No Jihad: French court orders child’s name be changed
A French court has ruled that the parents of a baby boy cannot name their baby ‘Jihad,’ as it would “not be in the interest of the child.”
Various French media report that on Friday the court in Toulouse ordered the vowels in the baby’s name be reversed to form the name ‘Jahid,’ as allowed by the French Civil Code.
The incident apparently stems from a common misconception that the word ‘Jihad’ translates as “holy war” in Arabic – when it actually means “struggle” or “effort.” However, as France is reeling from a number of devastating terror attacks over the last number of years, the term was deemed not to be in the child's best interest.
#Trebes shooting joins long list of attacks carried out in #France by Islamist extremists https://t.co/5IrnTIQWlqpic.twitter.com/E3JSLD66db— RT (@RT_com) March 24, 2018
This is not the first time a court has ordered that a baby's name be changed in this way.

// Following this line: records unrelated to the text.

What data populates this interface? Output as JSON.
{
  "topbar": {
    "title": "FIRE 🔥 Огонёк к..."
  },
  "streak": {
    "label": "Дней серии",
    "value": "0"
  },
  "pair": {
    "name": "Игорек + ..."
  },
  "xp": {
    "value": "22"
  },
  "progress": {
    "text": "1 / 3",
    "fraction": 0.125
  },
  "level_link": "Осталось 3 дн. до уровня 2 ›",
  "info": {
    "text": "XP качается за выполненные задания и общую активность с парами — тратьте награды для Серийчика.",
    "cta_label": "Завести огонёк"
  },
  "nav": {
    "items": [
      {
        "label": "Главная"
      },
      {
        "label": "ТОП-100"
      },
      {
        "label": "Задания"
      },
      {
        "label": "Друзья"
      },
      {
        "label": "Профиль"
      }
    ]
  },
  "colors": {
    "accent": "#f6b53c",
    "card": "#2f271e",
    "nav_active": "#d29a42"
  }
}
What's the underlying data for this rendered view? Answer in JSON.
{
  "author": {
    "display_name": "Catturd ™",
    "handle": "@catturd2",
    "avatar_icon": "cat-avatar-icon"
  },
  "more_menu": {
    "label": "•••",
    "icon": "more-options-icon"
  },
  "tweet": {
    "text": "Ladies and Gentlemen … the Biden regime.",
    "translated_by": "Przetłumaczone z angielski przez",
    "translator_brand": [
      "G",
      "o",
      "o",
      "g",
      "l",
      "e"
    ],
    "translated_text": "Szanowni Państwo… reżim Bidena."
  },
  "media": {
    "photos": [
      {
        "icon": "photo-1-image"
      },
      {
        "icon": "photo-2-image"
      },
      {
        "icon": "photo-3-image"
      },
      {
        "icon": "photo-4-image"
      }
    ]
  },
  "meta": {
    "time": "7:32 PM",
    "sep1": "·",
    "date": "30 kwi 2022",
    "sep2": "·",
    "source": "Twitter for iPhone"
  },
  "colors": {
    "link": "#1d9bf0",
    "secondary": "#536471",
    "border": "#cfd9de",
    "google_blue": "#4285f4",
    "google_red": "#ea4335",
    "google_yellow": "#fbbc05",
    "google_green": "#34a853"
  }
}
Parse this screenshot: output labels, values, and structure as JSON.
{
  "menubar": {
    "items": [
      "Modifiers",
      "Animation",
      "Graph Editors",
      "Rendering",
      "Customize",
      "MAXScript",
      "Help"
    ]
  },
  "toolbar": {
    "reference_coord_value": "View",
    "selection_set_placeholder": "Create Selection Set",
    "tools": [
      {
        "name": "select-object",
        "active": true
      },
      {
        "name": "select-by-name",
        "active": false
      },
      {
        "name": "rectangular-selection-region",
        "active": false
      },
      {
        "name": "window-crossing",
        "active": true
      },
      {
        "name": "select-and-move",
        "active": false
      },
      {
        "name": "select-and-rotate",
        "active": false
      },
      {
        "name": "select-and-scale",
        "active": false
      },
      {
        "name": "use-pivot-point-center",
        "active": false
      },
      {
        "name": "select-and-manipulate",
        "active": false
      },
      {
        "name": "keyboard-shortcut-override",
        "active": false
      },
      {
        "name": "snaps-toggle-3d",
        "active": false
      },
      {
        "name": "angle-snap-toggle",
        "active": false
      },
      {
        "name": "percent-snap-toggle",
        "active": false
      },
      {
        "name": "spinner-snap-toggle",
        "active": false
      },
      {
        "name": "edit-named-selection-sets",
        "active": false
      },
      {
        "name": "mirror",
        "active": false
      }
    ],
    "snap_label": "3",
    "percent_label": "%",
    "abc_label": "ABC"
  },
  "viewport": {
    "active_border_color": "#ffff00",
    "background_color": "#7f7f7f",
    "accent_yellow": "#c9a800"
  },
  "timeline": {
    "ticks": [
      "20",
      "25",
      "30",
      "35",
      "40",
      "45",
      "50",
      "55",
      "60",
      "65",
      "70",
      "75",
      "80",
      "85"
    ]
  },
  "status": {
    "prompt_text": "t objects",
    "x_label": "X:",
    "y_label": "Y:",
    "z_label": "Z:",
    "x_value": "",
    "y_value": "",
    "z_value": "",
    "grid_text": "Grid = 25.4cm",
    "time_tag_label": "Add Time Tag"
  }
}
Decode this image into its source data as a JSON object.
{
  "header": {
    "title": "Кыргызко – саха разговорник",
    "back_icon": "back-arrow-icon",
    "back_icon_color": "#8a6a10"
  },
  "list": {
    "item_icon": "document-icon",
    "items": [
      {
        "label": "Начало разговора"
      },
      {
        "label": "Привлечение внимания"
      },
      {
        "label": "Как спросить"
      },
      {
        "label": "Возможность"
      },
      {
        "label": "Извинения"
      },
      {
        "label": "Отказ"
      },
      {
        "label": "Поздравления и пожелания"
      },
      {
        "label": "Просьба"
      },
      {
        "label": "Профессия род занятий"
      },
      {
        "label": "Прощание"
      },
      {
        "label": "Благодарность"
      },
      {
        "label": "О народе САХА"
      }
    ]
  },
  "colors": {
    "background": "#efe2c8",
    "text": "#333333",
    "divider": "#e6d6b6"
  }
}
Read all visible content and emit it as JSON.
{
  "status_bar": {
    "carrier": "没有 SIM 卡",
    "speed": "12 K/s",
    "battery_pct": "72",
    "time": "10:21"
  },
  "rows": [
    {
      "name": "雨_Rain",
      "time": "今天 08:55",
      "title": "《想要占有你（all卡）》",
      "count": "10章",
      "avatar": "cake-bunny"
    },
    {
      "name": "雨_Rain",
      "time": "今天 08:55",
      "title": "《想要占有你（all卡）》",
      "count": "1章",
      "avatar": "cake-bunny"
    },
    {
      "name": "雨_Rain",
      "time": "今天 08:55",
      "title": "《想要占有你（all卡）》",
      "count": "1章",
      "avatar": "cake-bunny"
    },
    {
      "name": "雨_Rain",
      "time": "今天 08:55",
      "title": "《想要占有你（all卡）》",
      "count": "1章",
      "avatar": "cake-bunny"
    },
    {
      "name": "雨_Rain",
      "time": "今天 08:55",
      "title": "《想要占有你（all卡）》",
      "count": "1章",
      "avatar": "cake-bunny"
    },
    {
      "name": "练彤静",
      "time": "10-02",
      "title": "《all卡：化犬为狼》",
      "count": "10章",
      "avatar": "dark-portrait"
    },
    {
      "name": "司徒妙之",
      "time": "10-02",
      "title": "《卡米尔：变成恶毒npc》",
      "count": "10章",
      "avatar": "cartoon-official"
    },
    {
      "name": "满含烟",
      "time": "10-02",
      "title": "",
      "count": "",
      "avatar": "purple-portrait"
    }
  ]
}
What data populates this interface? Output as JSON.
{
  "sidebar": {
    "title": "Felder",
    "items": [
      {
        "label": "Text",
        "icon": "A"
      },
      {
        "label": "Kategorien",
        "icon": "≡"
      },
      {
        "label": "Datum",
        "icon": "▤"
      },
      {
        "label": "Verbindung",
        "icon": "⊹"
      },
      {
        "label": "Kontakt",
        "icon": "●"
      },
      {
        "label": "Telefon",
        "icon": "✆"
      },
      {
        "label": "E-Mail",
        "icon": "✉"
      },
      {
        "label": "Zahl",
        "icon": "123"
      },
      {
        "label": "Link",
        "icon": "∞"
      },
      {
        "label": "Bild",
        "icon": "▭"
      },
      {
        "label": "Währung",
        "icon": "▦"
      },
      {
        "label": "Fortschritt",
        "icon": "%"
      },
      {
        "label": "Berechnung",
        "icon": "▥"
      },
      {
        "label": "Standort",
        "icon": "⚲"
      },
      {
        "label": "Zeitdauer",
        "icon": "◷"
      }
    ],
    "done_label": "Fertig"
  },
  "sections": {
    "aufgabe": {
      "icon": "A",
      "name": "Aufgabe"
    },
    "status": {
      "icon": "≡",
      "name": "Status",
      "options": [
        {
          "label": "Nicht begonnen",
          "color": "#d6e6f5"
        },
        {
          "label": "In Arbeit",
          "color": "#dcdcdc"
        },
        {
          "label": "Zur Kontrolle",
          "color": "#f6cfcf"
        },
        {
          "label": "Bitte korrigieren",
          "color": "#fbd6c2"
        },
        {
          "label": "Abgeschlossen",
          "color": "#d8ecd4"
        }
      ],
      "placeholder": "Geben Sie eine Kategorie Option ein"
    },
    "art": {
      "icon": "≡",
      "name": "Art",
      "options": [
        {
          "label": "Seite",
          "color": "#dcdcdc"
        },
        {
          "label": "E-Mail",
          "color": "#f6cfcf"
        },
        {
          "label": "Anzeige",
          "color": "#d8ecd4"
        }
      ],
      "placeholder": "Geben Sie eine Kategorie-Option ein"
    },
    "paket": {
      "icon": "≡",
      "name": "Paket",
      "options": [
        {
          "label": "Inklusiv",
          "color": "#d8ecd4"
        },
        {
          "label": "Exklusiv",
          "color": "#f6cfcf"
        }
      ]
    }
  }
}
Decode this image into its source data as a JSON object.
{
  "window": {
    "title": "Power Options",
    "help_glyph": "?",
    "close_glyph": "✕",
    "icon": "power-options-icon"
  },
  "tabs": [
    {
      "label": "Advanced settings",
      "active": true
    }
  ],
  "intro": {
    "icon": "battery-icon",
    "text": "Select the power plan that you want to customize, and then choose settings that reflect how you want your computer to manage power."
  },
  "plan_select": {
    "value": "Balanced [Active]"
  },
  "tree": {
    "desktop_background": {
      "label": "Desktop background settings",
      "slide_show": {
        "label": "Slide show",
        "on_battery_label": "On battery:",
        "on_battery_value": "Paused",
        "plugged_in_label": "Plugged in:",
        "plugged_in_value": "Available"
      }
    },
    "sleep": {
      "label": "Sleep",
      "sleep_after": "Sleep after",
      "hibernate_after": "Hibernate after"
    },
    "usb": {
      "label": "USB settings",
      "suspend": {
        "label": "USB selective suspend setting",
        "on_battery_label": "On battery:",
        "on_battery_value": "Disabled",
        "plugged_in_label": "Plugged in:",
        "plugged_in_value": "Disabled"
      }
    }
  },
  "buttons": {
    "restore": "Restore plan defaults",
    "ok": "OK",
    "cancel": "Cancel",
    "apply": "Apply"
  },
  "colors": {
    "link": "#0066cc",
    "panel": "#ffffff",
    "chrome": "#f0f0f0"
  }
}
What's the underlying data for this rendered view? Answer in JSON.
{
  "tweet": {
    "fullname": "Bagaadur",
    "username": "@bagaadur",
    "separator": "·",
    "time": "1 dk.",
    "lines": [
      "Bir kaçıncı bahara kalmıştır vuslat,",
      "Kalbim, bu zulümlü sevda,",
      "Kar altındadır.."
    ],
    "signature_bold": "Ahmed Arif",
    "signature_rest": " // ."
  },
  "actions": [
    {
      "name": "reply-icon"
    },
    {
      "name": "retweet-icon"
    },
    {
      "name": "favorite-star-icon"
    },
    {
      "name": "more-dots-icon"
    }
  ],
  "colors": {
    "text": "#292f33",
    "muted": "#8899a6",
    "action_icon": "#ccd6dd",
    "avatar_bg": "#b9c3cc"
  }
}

In 2016, in the northern town of Roubaix, a boy's name was also changed from ‘Jihad’ to Jahid. While in 2013, before the major recent attacks, a French mother who sent her three-year-old son, Jihad, to school wearing a sweater reading: “I am a bomb” and “Born on September 11th,” was handed a suspended sentence.
In 2009, parents in the town of Valenciennes in northern France were refused permission to name their child Nutella, and a judge in the northern French town of Raismes told a couple that they couldn’t name their daughter Fraise (strawberry) that same year.